Creativity is this interplay of a giver and a receiver, with the added characteristics of this interplay being novel and useful. Creativity studies usually call those dimensions originality/uniqueness and appropriateness/usefulness.

I find the dimension of appropriateness/usefulness rather utilitarian and problematic–who is going to decide. Especially in areas where tradition is of great value, creativity might always be seen as utopian, dystopian, inappropriate, or lacking usefulness.

I am very blunt here: my blog is an obscure outlet of alternative interpretations of the bible that might be called original, but might well lack usefulness due to the closed mindset of traditional religion that has found absolute truth already and damns all novelty, and appropriateness because the powers to be deem my thoughts dangerous and confusing for the sheep (commoners in church). Whining off.

For me, creativity is a novel idea that manifests in some way to provoke thought and change at best, first within the creative person, then maybe in others either through the exchange of that idea or its manifestation, or through osmosis of the change within the original thinker. Sometimes it suffices if the creator just shows up differently to provoke change, doesn’t it? And sometimes it’s through our own pondering of the work.

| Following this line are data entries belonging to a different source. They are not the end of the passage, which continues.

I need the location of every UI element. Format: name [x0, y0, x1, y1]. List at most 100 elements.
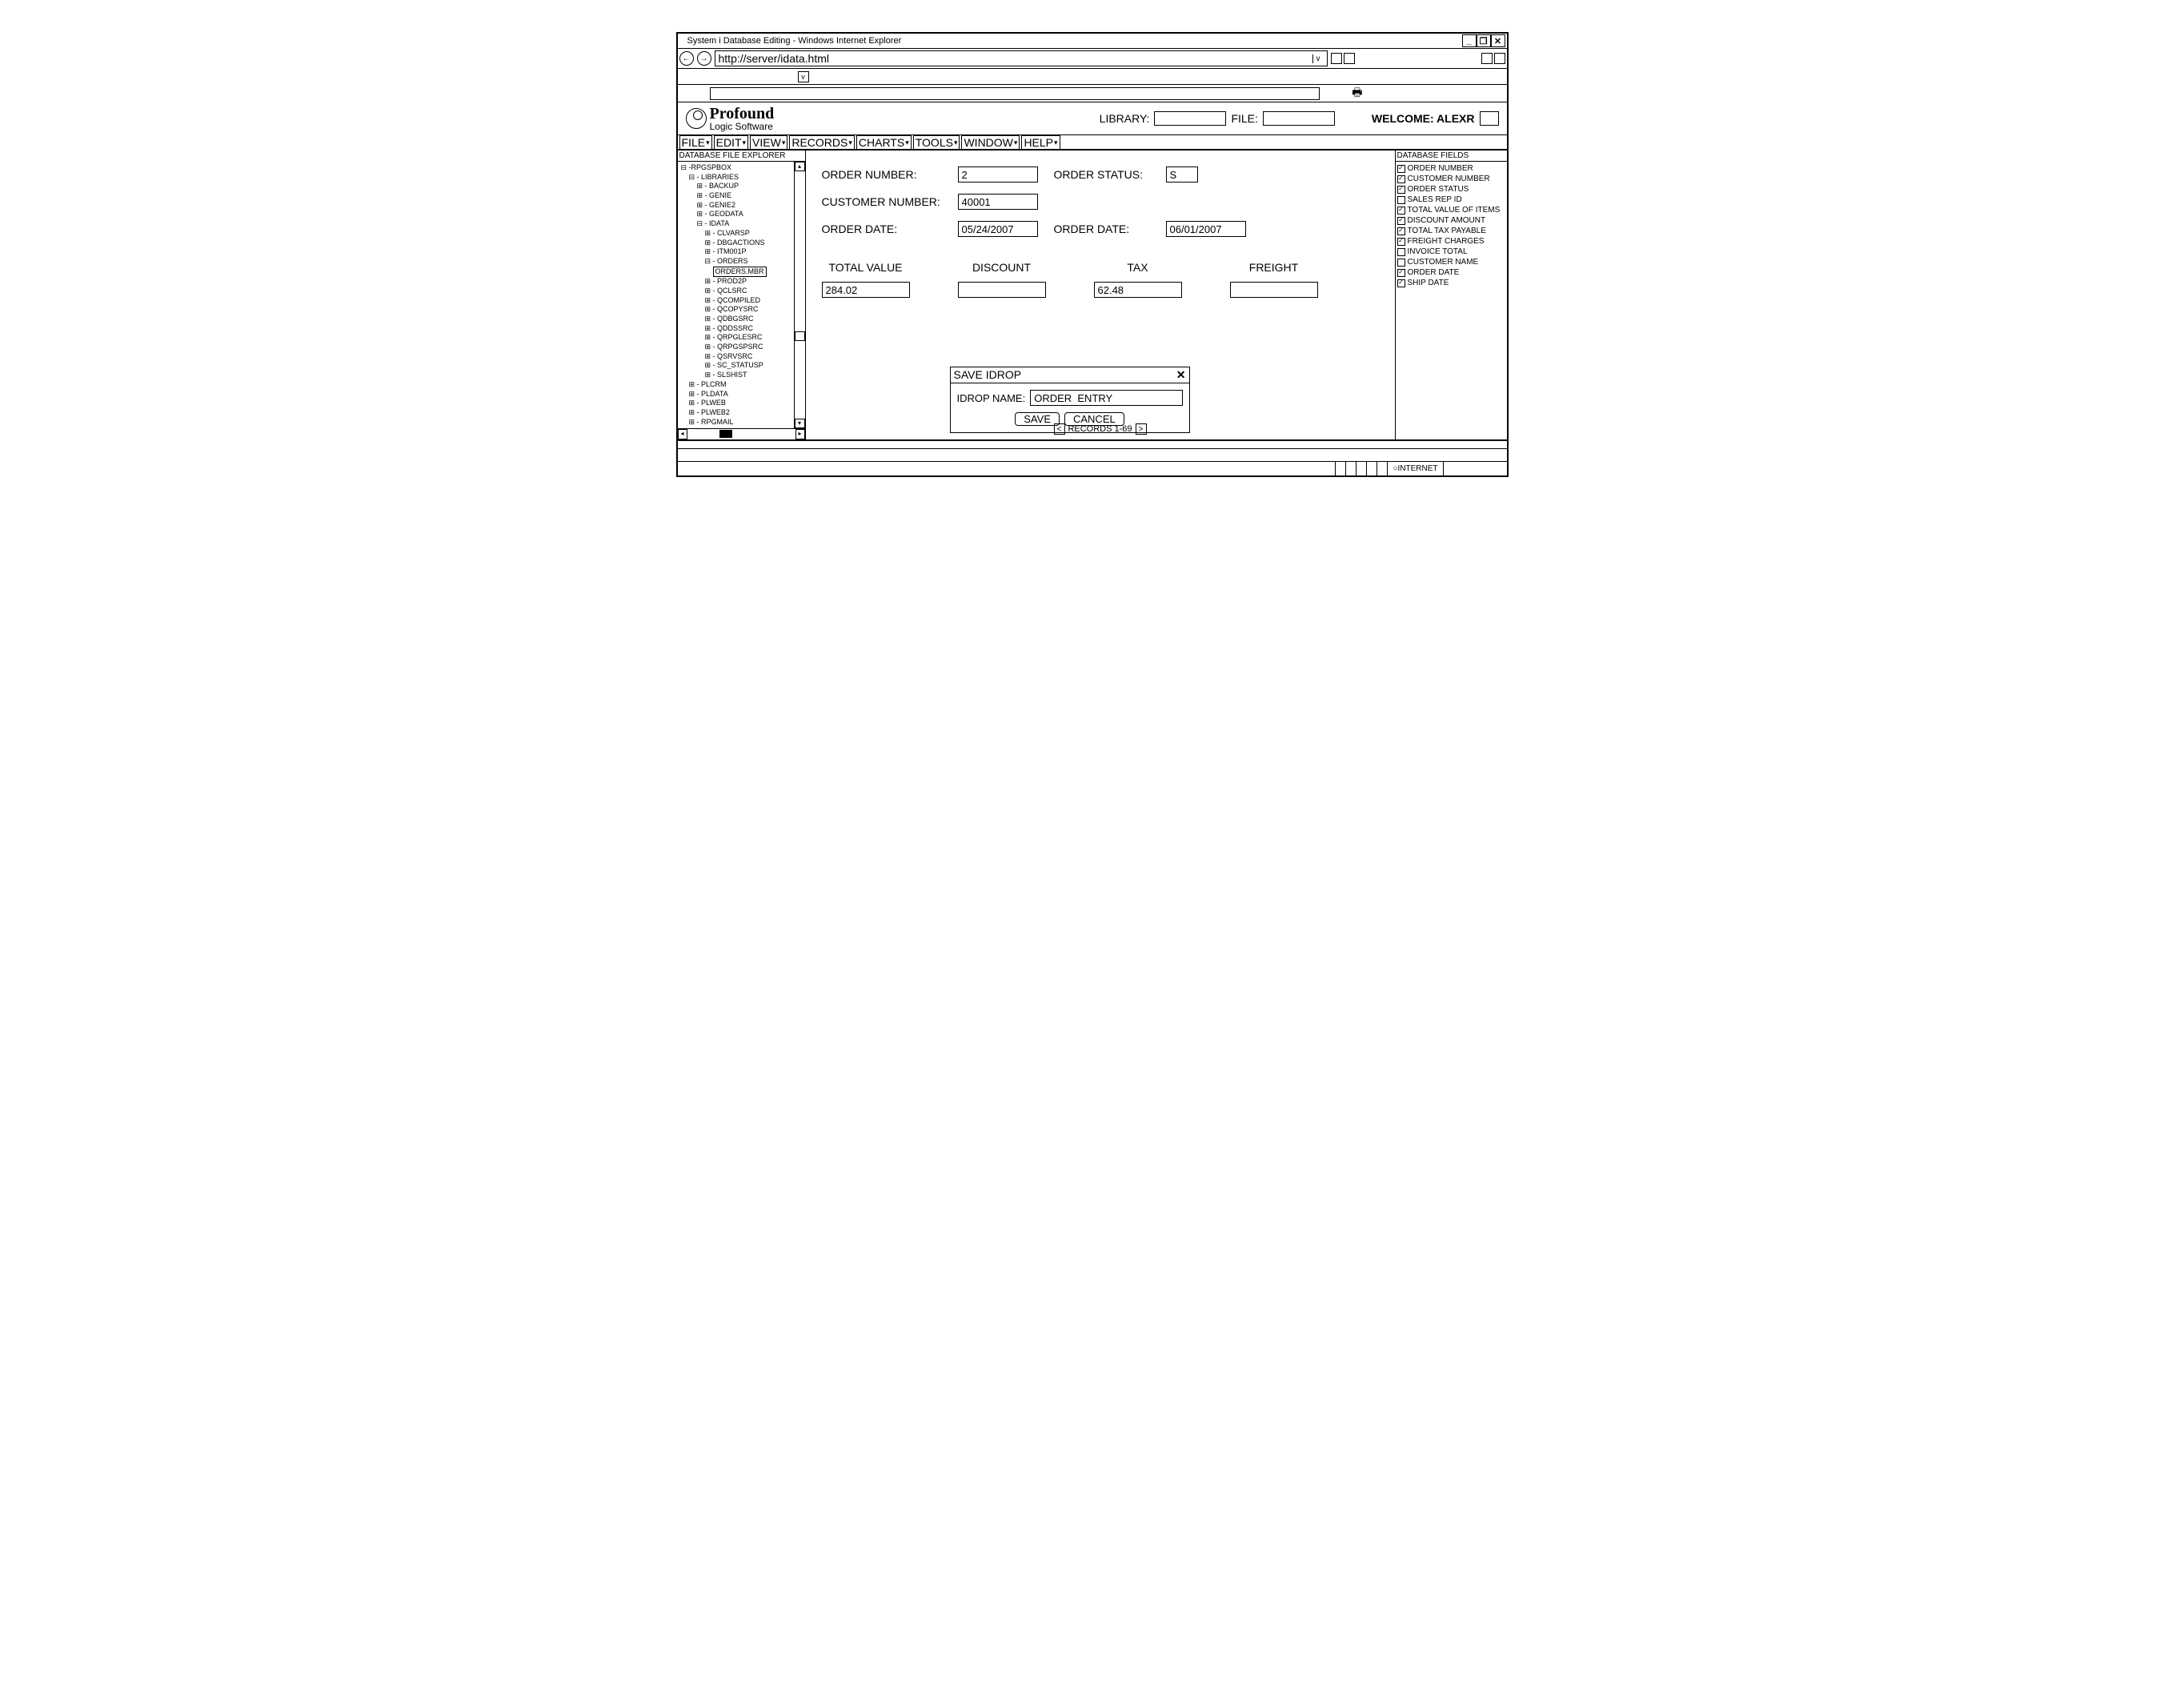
tree-node[interactable]: ⊟ - IDATA — [681, 219, 791, 229]
file-tree[interactable]: ⊟ -RPGSPBOX⊟ - LIBRARIES⊞ - BACKUP⊞ - GE… — [678, 162, 794, 428]
tree-node[interactable]: ⊞ - QDDSSRC — [681, 324, 791, 334]
url-dropdown-icon[interactable]: v — [1312, 54, 1324, 63]
order-date-input-2[interactable] — [1166, 221, 1246, 237]
scroll-right-icon[interactable]: ▸ — [795, 429, 805, 439]
total-value-input[interactable] — [822, 282, 910, 298]
dialog-close-icon[interactable]: ✕ — [1176, 368, 1186, 382]
print-icon[interactable]: 🖶 — [1352, 84, 1362, 103]
menu-window[interactable]: WINDOW▾ — [961, 135, 1020, 149]
tree-node[interactable]: ⊞ - GENIE — [681, 191, 791, 201]
tree-node[interactable]: ⊞ - QRPGSPSRC — [681, 343, 791, 352]
url-input[interactable]: http://server/idata.html v — [715, 50, 1328, 66]
tree-node[interactable]: ⊞ - SC_STATUSP — [681, 361, 791, 371]
tree-node[interactable]: ⊞ - QRPGLESRC — [681, 333, 791, 343]
field-checkbox-row[interactable]: ✓ORDER STATUS — [1397, 184, 1505, 195]
customer-number-input[interactable] — [958, 194, 1038, 210]
tree-node[interactable]: ⊞ - CLVARSP — [681, 229, 791, 239]
library-input[interactable] — [1154, 111, 1226, 126]
tree-node[interactable]: ⊞ - DBGACTIONS — [681, 239, 791, 248]
checkbox-icon[interactable]: ✓ — [1397, 217, 1405, 225]
dropdown-icon[interactable]: v — [798, 71, 809, 82]
checkbox-icon[interactable]: ✓ — [1397, 175, 1405, 183]
tree-node[interactable]: ⊞ - PLWEB — [681, 399, 791, 408]
field-checkbox-row[interactable]: ✓TOTAL TAX PAYABLE — [1397, 226, 1505, 236]
menu-view[interactable]: VIEW▾ — [750, 135, 787, 149]
menu-file[interactable]: FILE▾ — [679, 135, 712, 149]
tree-node[interactable]: ⊞ - PLWEB2 — [681, 408, 791, 418]
back-button[interactable]: ← — [679, 51, 694, 66]
menu-help[interactable]: HELP▾ — [1021, 135, 1060, 149]
checkbox-icon[interactable]: ✓ — [1397, 165, 1405, 173]
scroll-up-icon[interactable]: ▴ — [795, 162, 805, 171]
field-checkbox-row[interactable]: ✓FREIGHT CHARGES — [1397, 236, 1505, 247]
tree-node[interactable]: ⊞ - GENIE2 — [681, 201, 791, 211]
field-checkbox-row[interactable]: ✓CUSTOMER NUMBER — [1397, 174, 1505, 184]
prev-record-button[interactable]: < — [1053, 423, 1064, 435]
close-button[interactable]: ✕ — [1491, 34, 1505, 47]
forward-button[interactable]: → — [697, 51, 711, 66]
tree-node[interactable]: ⊞ - QCLSRC — [681, 287, 791, 296]
field-checkbox-row[interactable]: ✓ORDER DATE — [1397, 267, 1505, 278]
idrop-name-input[interactable] — [1030, 390, 1182, 406]
freight-input[interactable] — [1230, 282, 1318, 298]
checkbox-icon[interactable] — [1397, 248, 1405, 256]
menu-edit[interactable]: EDIT▾ — [714, 135, 748, 149]
menu-records[interactable]: RECORDS▾ — [789, 135, 855, 149]
checkbox-icon[interactable]: ✓ — [1397, 279, 1405, 287]
order-date-input-1[interactable] — [958, 221, 1038, 237]
toolbar-field[interactable] — [710, 87, 1320, 100]
tree-node[interactable]: ⊟ - ORDERS — [681, 257, 791, 267]
tree-node[interactable]: ⊞ - RPGMAIL — [681, 418, 791, 427]
tree-node[interactable]: ⊞ - QDBGSRC — [681, 315, 791, 324]
field-checkbox-row[interactable]: ✓DISCOUNT AMOUNT — [1397, 215, 1505, 226]
tax-input[interactable] — [1094, 282, 1182, 298]
checkbox-icon[interactable] — [1397, 259, 1405, 267]
tree-node[interactable]: ⊞ - QSRVSRC — [681, 352, 791, 362]
field-checkbox-row[interactable]: INVOICE TOTAL — [1397, 247, 1505, 257]
tree-node[interactable]: ORDERS.MBR — [681, 267, 791, 278]
scroll-down-icon[interactable]: ▾ — [795, 419, 805, 428]
go-button[interactable] — [1480, 111, 1499, 126]
order-number-input[interactable] — [958, 166, 1038, 183]
field-checkbox-row[interactable]: SALES REP ID — [1397, 195, 1505, 205]
horizontal-scrollbar[interactable]: ◂ ▸ — [678, 428, 805, 439]
checkbox-icon[interactable]: ✓ — [1397, 269, 1405, 277]
field-checkbox-row[interactable]: ✓ORDER NUMBER — [1397, 163, 1505, 174]
tree-node[interactable]: ⊞ - SLSHIST — [681, 371, 791, 380]
toolbar-box[interactable] — [1331, 53, 1342, 64]
field-checkbox-row[interactable]: ✓TOTAL VALUE OF ITEMS — [1397, 205, 1505, 215]
tree-node[interactable]: ⊞ - QCOPYSRC — [681, 305, 791, 315]
checkbox-icon[interactable]: ✓ — [1397, 207, 1405, 215]
order-status-input[interactable] — [1166, 166, 1198, 183]
file-input[interactable] — [1263, 111, 1335, 126]
field-checkbox-row[interactable]: ✓SHIP DATE — [1397, 278, 1505, 288]
toolbar-box[interactable] — [1344, 53, 1355, 64]
tree-node[interactable]: ⊞ - ITM001P — [681, 247, 791, 257]
checkbox-icon[interactable]: ✓ — [1397, 186, 1405, 194]
checkbox-icon[interactable] — [1397, 196, 1405, 204]
tree-node[interactable]: ⊞ - PROD2P — [681, 277, 791, 287]
discount-input[interactable] — [958, 282, 1046, 298]
maximize-button[interactable]: ❐ — [1477, 34, 1491, 47]
tree-node[interactable]: ⊞ - PLCRM — [681, 380, 791, 390]
tree-node[interactable]: ⊞ - PLDATA — [681, 390, 791, 399]
menu-charts[interactable]: CHARTS▾ — [856, 135, 912, 149]
scroll-left-icon[interactable]: ◂ — [678, 429, 687, 439]
tree-node[interactable]: ⊟ -RPGSPBOX — [681, 163, 791, 173]
toolbar-box[interactable] — [1494, 53, 1505, 64]
next-record-button[interactable]: > — [1136, 423, 1147, 435]
tree-node[interactable]: ⊞ - GEODATA — [681, 210, 791, 219]
checkbox-icon[interactable]: ✓ — [1397, 227, 1405, 235]
tree-node[interactable]: ⊞ - QCOMPILED — [681, 296, 791, 306]
toolbar-box[interactable] — [1481, 53, 1493, 64]
checkbox-icon[interactable]: ✓ — [1397, 238, 1405, 246]
menu-tools[interactable]: TOOLS▾ — [913, 135, 960, 149]
vertical-scrollbar[interactable]: ▴ ▾ — [794, 162, 805, 428]
toolbar-row-3: 🖶 — [678, 85, 1507, 102]
field-checkbox-row[interactable]: CUSTOMER NAME — [1397, 257, 1505, 267]
scroll-thumb[interactable] — [795, 331, 805, 341]
tree-node[interactable]: ⊞ - BACKUP — [681, 182, 791, 191]
scroll-thumb[interactable] — [719, 430, 732, 438]
minimize-button[interactable]: _ — [1462, 34, 1477, 47]
tree-node[interactable]: ⊟ - LIBRARIES — [681, 173, 791, 183]
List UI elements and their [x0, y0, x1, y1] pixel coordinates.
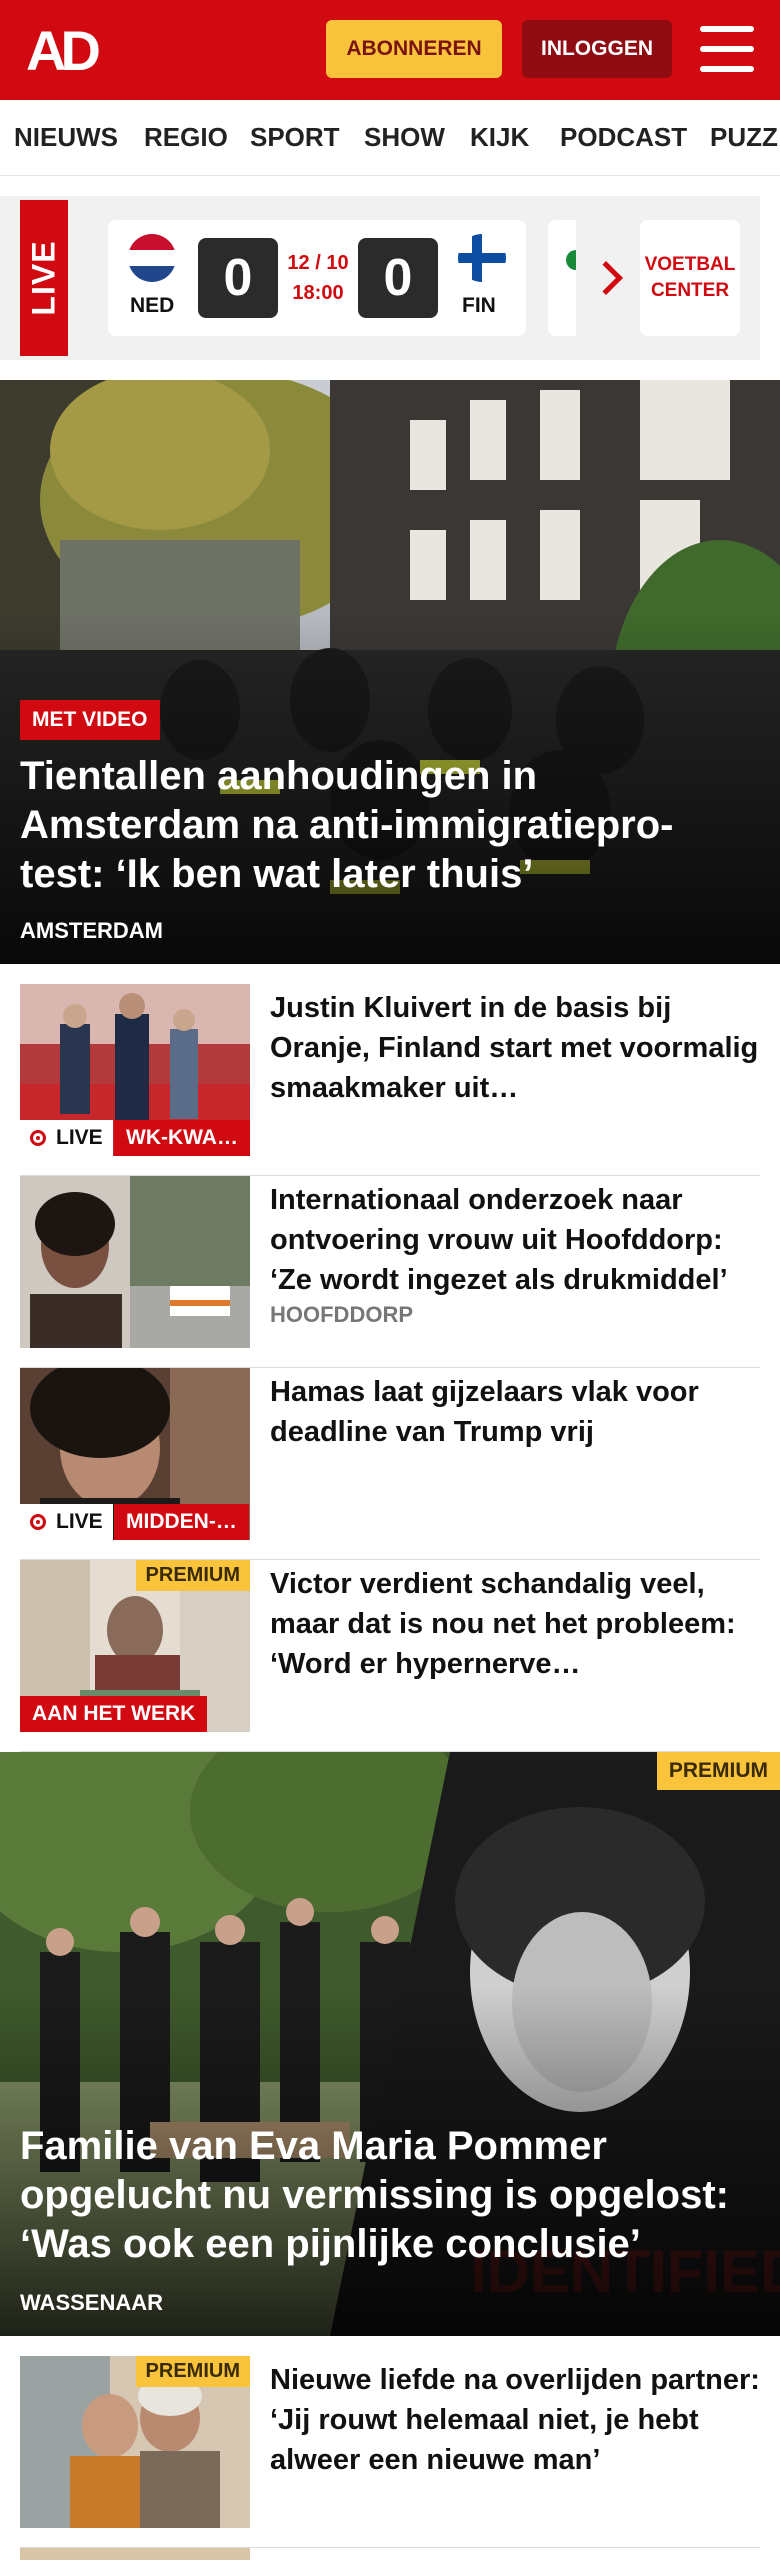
category-label: AAN HET WERK: [20, 1696, 208, 1732]
hero-title[interactable]: Tientallen aanhoudingen in Amsterdam na …: [20, 752, 740, 899]
list-item[interactable]: PREMIUM AAN HET WERK Victor verdient sch…: [20, 1560, 760, 1752]
list-item[interactable]: Internationaal onderzoek naar ontvoering…: [20, 1176, 760, 1368]
hamburger-menu-icon[interactable]: [700, 26, 754, 72]
premium-badge: PREMIUM: [135, 1560, 250, 1591]
nav-item-regio[interactable]: REGIO: [144, 122, 228, 153]
article-thumbnail: LIVE MIDDEN-…: [20, 1368, 250, 1540]
article-location: HOOFDDORP: [270, 1302, 413, 1327]
video-badge: MET VIDEO: [20, 700, 160, 740]
article-title[interactable]: Internationaal onderzoek naar ontvoering…: [270, 1180, 760, 1300]
article-thumbnail: LIVE WK-KWA…: [20, 984, 250, 1156]
site-header: AD ABONNEREN INLOGGEN: [0, 0, 780, 100]
nav-item-show[interactable]: SHOW: [364, 122, 445, 153]
nav-item-kijk[interactable]: KIJK: [470, 122, 529, 153]
chevron-right-icon[interactable]: [589, 261, 623, 295]
category-label: WK-KWA…: [114, 1120, 250, 1156]
ad-logo[interactable]: AD: [26, 23, 101, 79]
article-thumbnail: PREMIUM: [20, 2356, 250, 2528]
article-title[interactable]: Victor verdient schandalig veel, maar da…: [270, 1564, 760, 1684]
home-team: NED: [130, 294, 175, 317]
article-title[interactable]: Justin Kluivert in de basis bij Oranje, …: [270, 988, 760, 1108]
article-thumbnail: [20, 1176, 250, 1348]
login-button[interactable]: INLOGGEN: [522, 20, 672, 78]
away-score: 0: [358, 238, 438, 318]
live-score-strip: LIVE NED 0 12 / 10 18:00 0 FIN VOETBAL C…: [0, 196, 760, 360]
live-tag: LIVE: [20, 200, 68, 356]
voetbal-center-link[interactable]: VOETBAL CENTER: [640, 220, 740, 336]
hero-title[interactable]: Familie van Eva Maria Pommer opgelucht n…: [20, 2122, 750, 2269]
live-label: LIVE: [20, 1504, 113, 1540]
match-datetime: 12 / 10 18:00: [287, 252, 349, 304]
live-label: LIVE: [20, 1120, 113, 1156]
nav-item-puzzel[interactable]: PUZZ: [710, 122, 778, 153]
list-item[interactable]: LIVE MIDDEN-… Hamas laat gijzelaars vlak…: [20, 1368, 760, 1560]
article-title[interactable]: Nieuwe liefde na overlijden partner: ‘Ji…: [270, 2360, 760, 2480]
hero-article-amsterdam[interactable]: MET VIDEO Tientallen aanhoudingen in Ams…: [0, 380, 780, 964]
nav-item-podcast[interactable]: PODCAST: [560, 122, 687, 153]
premium-badge: PREMIUM: [656, 1752, 780, 1790]
article-thumbnail: PREMIUM AAN HET WERK: [20, 1560, 250, 1732]
home-score: 0: [198, 238, 278, 318]
list-item[interactable]: LIVE WK-KWA… Justin Kluivert in de basis…: [20, 984, 760, 1176]
match-card[interactable]: NED 0 12 / 10 18:00 0 FIN: [108, 220, 526, 336]
finland-flag-icon: [458, 234, 506, 282]
section-nav: NIEUWS REGIO SPORT SHOW KIJK PODCAST PUZ…: [0, 100, 780, 176]
live-dot-icon: [30, 1514, 46, 1530]
netherlands-flag-icon: [128, 234, 176, 282]
away-team: FIN: [462, 294, 496, 317]
article-title[interactable]: Hamas laat gijzelaars vlak voor deadline…: [270, 1372, 760, 1452]
live-dot-icon: [30, 1130, 46, 1146]
hero-article-wassenaar[interactable]: IDENTIFIED PREMIUM Familie van Eva Maria…: [0, 1752, 780, 2336]
nav-item-nieuws[interactable]: NIEUWS: [14, 122, 118, 153]
next-article-thumbnail: [20, 2548, 250, 2560]
hero-location: AMSTERDAM: [20, 918, 163, 943]
subscribe-button[interactable]: ABONNEREN: [326, 20, 502, 78]
list-item[interactable]: PREMIUM Nieuwe liefde na overlijden part…: [20, 2356, 760, 2548]
category-label: MIDDEN-…: [114, 1504, 249, 1540]
hero-location: WASSENAAR: [20, 2290, 164, 2315]
nav-item-sport[interactable]: SPORT: [250, 122, 340, 153]
next-match-card[interactable]: [548, 220, 576, 336]
premium-badge: PREMIUM: [135, 2356, 250, 2387]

Creativity provokes a different view of something, and at times a new worldview, great questions asked and new tools found to deal with life circumstances. Whether this will be applicable and useful, only time will tell, and maybe it will not because we never tried, or never tried an alternative.

And still, coming back to the beginning thought, creativity includes the principles of giving and receiving. Thus, if there is no receiver, creativity vanishes in time and space.

So we have arrived at a variant of a known philosophical problem: “Does creativity exist if nobody sees or appreciates it?”

Did a tree fall if nobody heard it? Do God and God’s love exist if nobody receives them?